Opening data sets is the first step toward creating enormous public value with technology. To date, government, the private sector, and the public have all made use of these data sets in far more innovative ways than have ever been possible before. In the aforementioned survey, 96% of municipal governments have accomplished or are interested in building mobile apps. Such technologies are accessible to governments of all sizes and budgets, particularly with the assistance of new civic tech-oriented groups that have emerged in this space. For example, the nonprofit Code for America provides technology fellows that serve in city governments for a year. Fellows have produced apps like DiscoverBPS, a web app for Boston parents to be better informed while selecting their children’s schools; BlightStatus, an app for New Orleanians to learn more about vacant properties in their neighborhoods; and Prepared.ly, which informs Austin residents of their risk during wildfires. All of these projects provide significant value for citizens that could have never been imaginable in the days of paper-only records.

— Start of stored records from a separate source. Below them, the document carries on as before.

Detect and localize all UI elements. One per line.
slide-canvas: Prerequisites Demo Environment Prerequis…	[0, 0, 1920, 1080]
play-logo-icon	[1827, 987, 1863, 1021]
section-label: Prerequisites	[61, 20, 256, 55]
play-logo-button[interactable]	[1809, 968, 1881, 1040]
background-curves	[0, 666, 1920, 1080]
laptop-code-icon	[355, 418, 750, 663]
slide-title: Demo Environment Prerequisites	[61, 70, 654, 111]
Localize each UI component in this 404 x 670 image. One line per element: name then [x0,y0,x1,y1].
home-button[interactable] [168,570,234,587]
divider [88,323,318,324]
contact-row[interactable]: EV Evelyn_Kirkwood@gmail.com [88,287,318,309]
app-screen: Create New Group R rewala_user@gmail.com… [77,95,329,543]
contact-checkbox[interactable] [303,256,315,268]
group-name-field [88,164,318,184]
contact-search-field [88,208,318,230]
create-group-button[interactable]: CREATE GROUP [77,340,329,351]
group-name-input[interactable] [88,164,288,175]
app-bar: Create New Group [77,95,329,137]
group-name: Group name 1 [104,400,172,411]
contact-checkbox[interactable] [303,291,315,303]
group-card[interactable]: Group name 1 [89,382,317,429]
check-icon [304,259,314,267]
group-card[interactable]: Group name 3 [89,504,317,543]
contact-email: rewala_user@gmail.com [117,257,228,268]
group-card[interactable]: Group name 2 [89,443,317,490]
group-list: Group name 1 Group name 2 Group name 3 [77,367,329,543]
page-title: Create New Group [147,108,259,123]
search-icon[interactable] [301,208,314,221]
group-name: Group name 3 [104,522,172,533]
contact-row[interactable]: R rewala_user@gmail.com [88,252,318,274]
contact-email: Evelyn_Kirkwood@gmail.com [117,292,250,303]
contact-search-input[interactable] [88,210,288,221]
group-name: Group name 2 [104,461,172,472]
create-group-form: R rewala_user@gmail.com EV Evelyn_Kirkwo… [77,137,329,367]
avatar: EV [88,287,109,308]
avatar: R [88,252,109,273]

Private companies have also incorporated government data into their products, adding another layer of public value to opening data. Google Maps’ public transit directions rely on open, standardized government transit data. Yelp recently announced a partnership with San Francisco to include official restaurant inspection data in its review pages. Real estate company Trulia uses open data on crime and commute times to help homebuyers make better decisions.
Finally, cities have begun institutionalizing this cultural and technical shift with the creation of new positions like Chief Data Officers or Chief Innovation Officers, signifying that technology and innovation are mayoral priorities. Staffing changes are more costly than other kinds of civic data initiatives; consequently, as shown in the graph below, the majority of these positions exist in larger cities.
The preponderance of city apps and open data projects signals a new era in the use of civic data. No longer will valuable public data be relegated to locked file cabinets. As analytic technology increases in scale and drops in price, governments everywhere will be using their data to discover hidden correlations, to become more efficient, and to better serve the citizenry.